Jacob glanced at Thomas’s hands. “Did you think I came back here for fisticuffs?”

“I don’t know what you came here for,” Thomas said, “but I’m done being your victim. I’ve broken off with Annabelle, so you have no cause to bully her anymore. But I doubted that would be enough for you to leave me alone. From now on, I fight back.”

With a quirk of his eyebrows, Jacob dug his feet into the ground, then lunged at Thomas. Thomas managed a right hook to his jaw, but it didn’t have the force he thought it would. As his fist glanced off the other boy’s cheek, Jacob grasped his wrist and pinned it to the side of the schoolhouse. Then he stilled Thomas’s flailing left arm and did the same with it. Now the boy found himself immobilized, with his fiercest enemy only inches away.

He fixed Jacob with the darkest, evilest look he had ever given another human being, and tilted his chin up defiantly, refusing to flinch as he waited for the next blow or insult.

Jacob Mullan leaned forward and planted his lips on Thomas’s.

 _A kiss._ Jacob was kissing him. Thomas recognized what it was as much from the Brothers Grimm as from real life; his parents never kissed in front of him. But everything within him, the blood beating at his temples, the lightness in his chest was telling him that yes, this, this was it, this was everything he had read and dreamed of. No wonder Sleeping Beauty and Snow White had wakened from their enchanted slumbers. A kiss, he decided as his lips began to move in response to Jacob’s, was something so passionate, so magical, one could not help but come alive to it.

After a moment Jacob broke away, stepped back, and cast his eyes down, away from Thomas.

“Y-you … you _kissed_ me,” Thomas said, panting against the wall.

“Yes.” Jacob kicked at the dirt, his cheeks redder than ever.

“But you hate me!”

“Not as much as I’d like,” the other boy said.          

He gave Thomas a sad look before disappearing back around the schoolhouse.

And, with startling clarity, Thomas finally understood. He understood why Jacob was so angered by Annabelle’s present of the flowers—not because he was jealous over Annabelle, but because he was jealous over  _Thomas_. And, more importantly, he finally understood _why_ he was different. He would not be sweethearts with the belle of the neighborhood, but he _would_ allow himself to be kissed by a boy he thought he hated, and crave to be kissed by him again. Yet he was not the only person in the world who was different in that way. Jacob was too.

Over the next few months they shared more secret kisses behind the schoolhouse, but with each meeting Jacob became more and more shy about them, while Thomas grew increasingly fervent, gathering strength from the certainty that this was who he was.

Then, one day, Jacob called him a sod in front of the entire school.

Thomas spat at him. He had never heard the word before, but from his tone, he knew exactly what he meant.

He never took his lunch to the back of the schoolhouse again.

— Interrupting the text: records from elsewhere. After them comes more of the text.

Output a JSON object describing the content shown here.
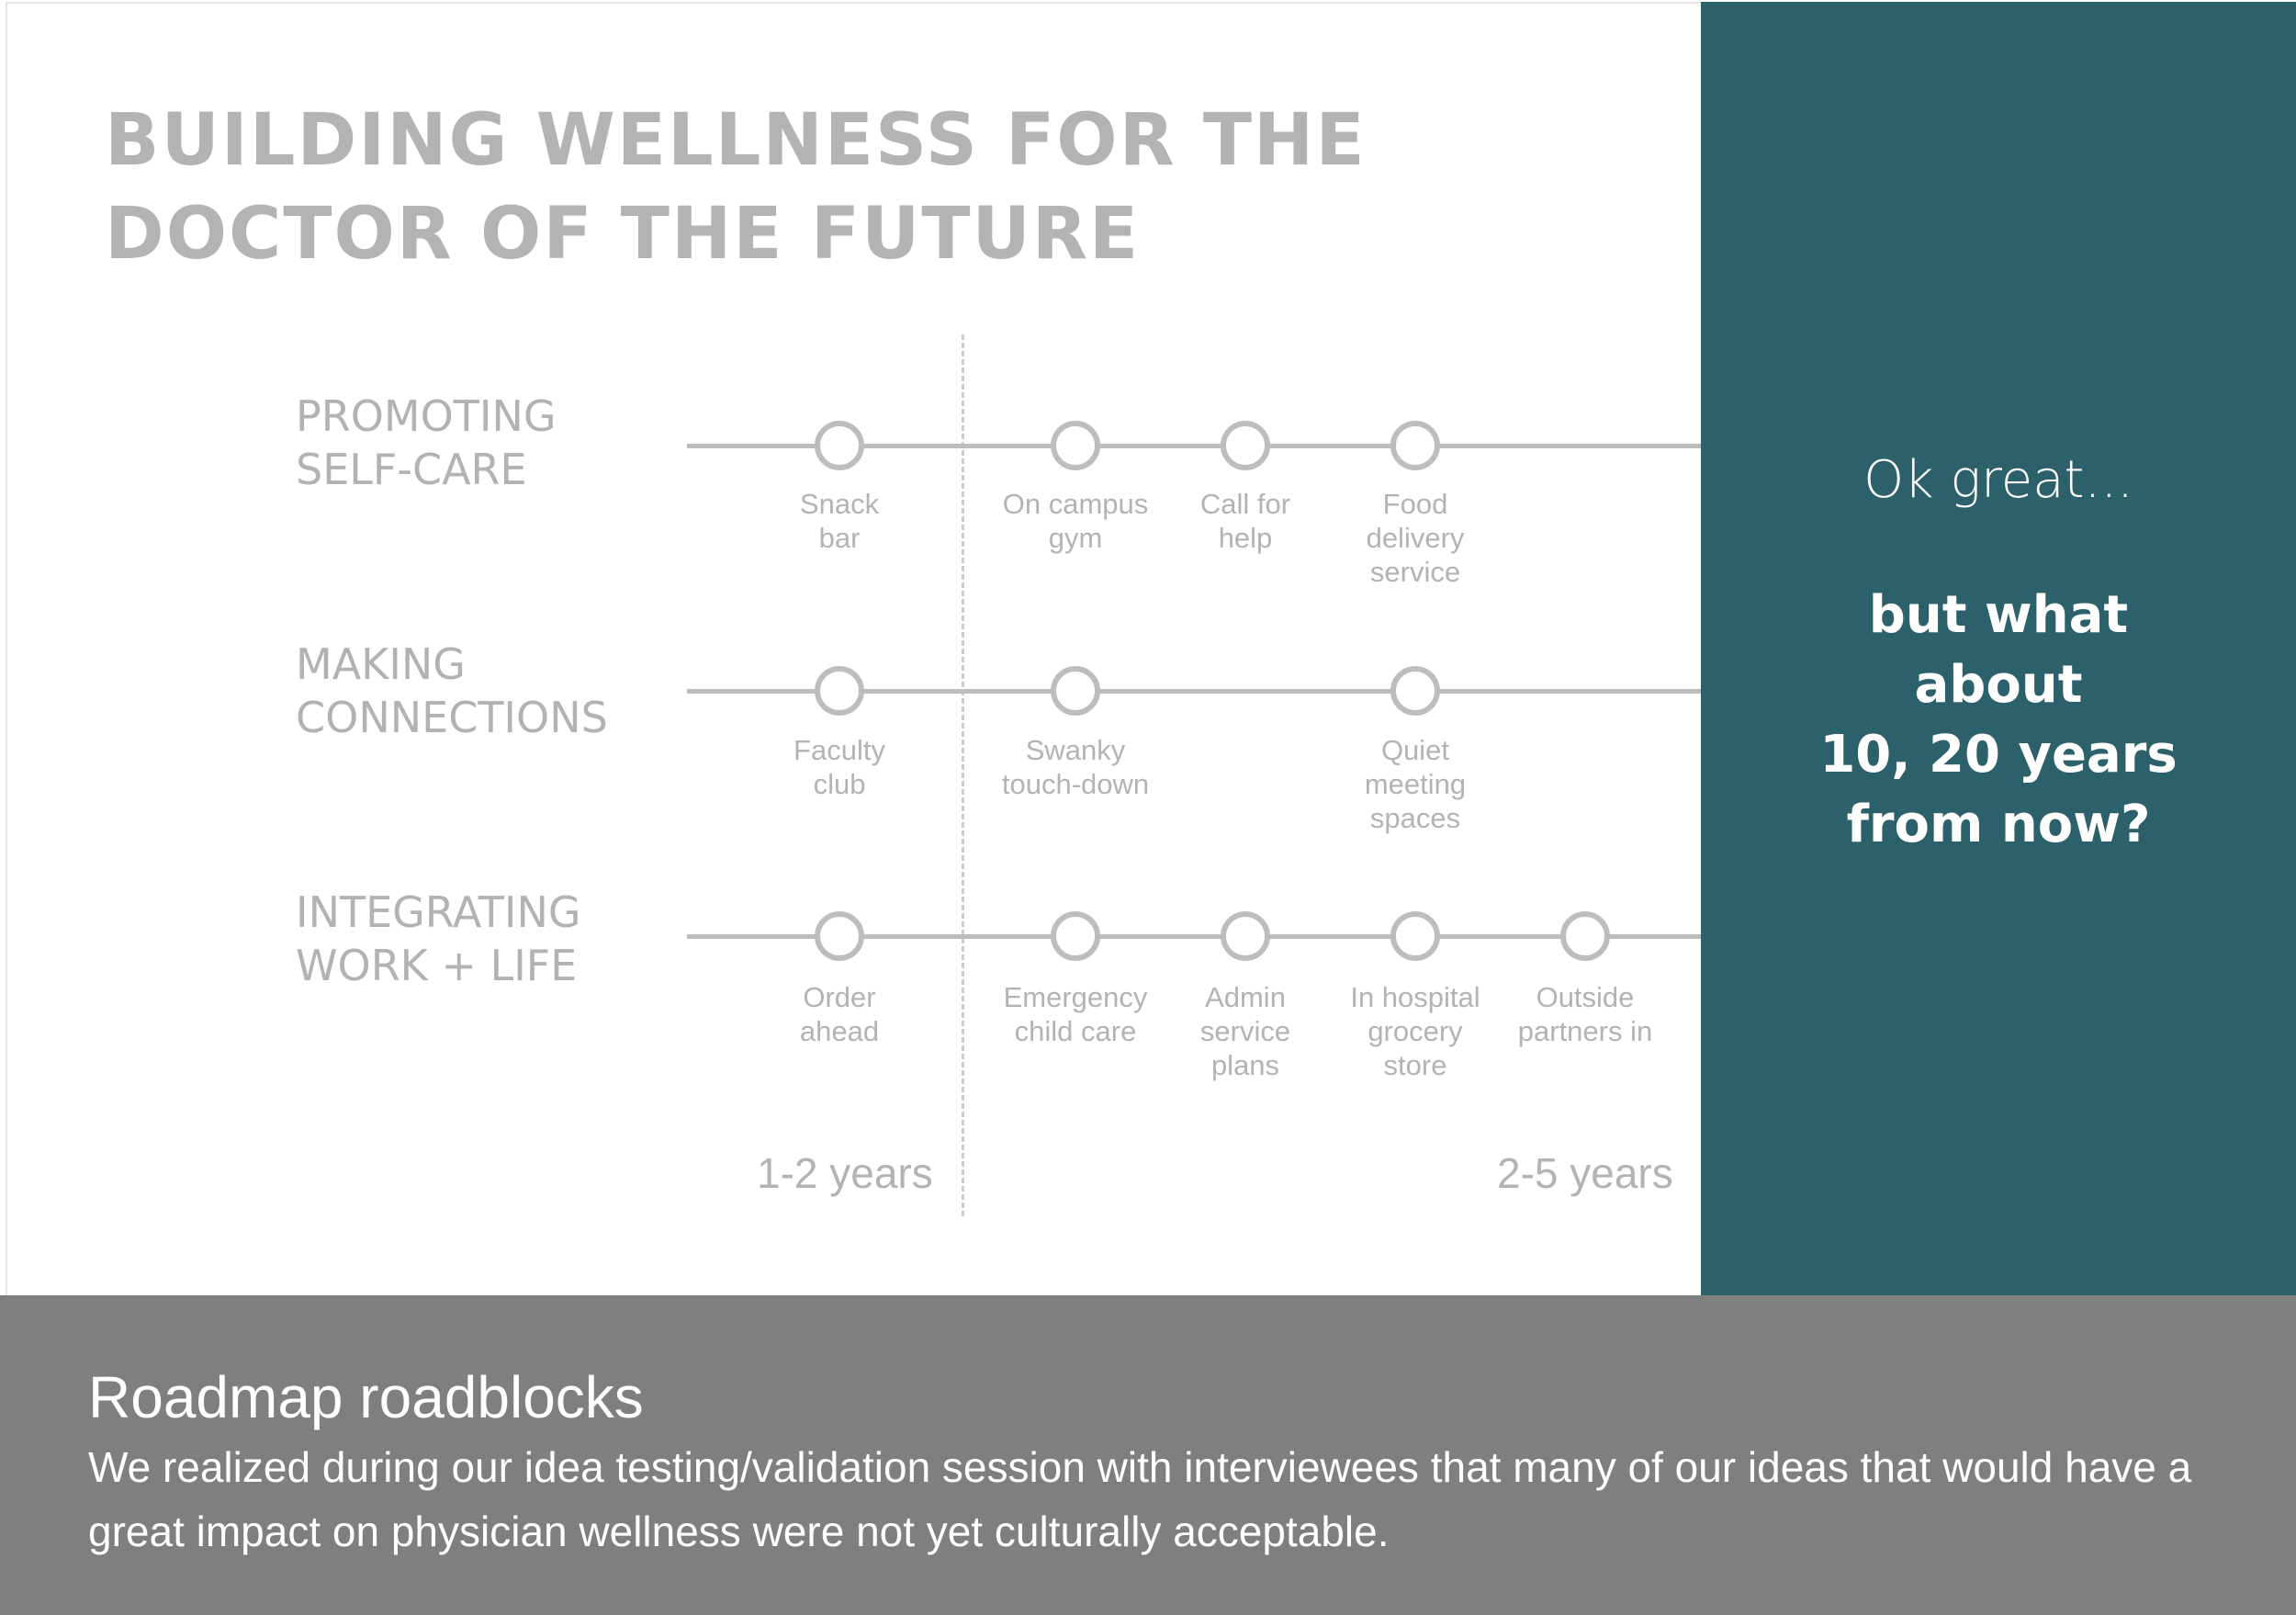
{
  "title": {
    "line1": "BUILDING WELLNESS FOR THE",
    "line2": "DOCTOR OF THE FUTURE"
  },
  "tracks": [
    {
      "label_line1": "PROMOTING",
      "label_line2": "SELF-CARE",
      "nodes": [
        "Snack\nbar",
        "On campus\ngym",
        "Call for\nhelp",
        "Food\ndelivery\nservice"
      ]
    },
    {
      "label_line1": "MAKING",
      "label_line2": "CONNECTIONS",
      "nodes": [
        "Faculty\nclub",
        "Swanky\ntouch-down",
        "Quiet\nmeeting\nspaces"
      ]
    },
    {
      "label_line1": "INTEGRATING",
      "label_line2": "WORK + LIFE",
      "nodes": [
        "Order\nahead",
        "Emergency\nchild care",
        "Admin\nservice\nplans",
        "In hospital\ngrocery\nstore",
        "Outside\npartners in"
      ]
    }
  ],
  "phases": {
    "short": "1-2 years",
    "long": "2-5 years"
  },
  "side_panel": {
    "intro": "Ok great...",
    "question_lines": [
      "but what",
      "about",
      "10, 20 years",
      "from now?"
    ],
    "background": "#2c616c"
  },
  "footer": {
    "heading": "Roadmap roadblocks",
    "body": "We realized during our idea testing/validation session with interviewees that many of our ideas that would have a great impact on physician wellness were not yet culturally acceptable."
  },
  "colors": {
    "track_gray": "#bdbdbd",
    "text_gray": "#b3b3b3",
    "footer_gray": "#7f7f7f"
  }
}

So Jacob was not to be his Prince Charming. Thomas was not surprised. He hadn’t expected him to be, really, not even after that first surprising kiss; he could not so easily forget his blows and insults. Jacob would not rescue him from the tower he was trapped in, and his kisses had not dislodged the rotten apple that was his life. But Thomas Barrow was alive, awake, and keening to explore a world where wonders waited around each corner.

He knew that in order to get there, he would have to rescue himself.

So, when he turned twelve and his father wanted him to become apprenticed as a clockmaker, he instead followed a suggestion from Phyllis Baxter, and went to work as a hallboy at a great house in Yorkshire.

**Author's Note:**

> I apologize if my hitting all of you over the head with the Snow White imagery caused brain damage. It was not my intent.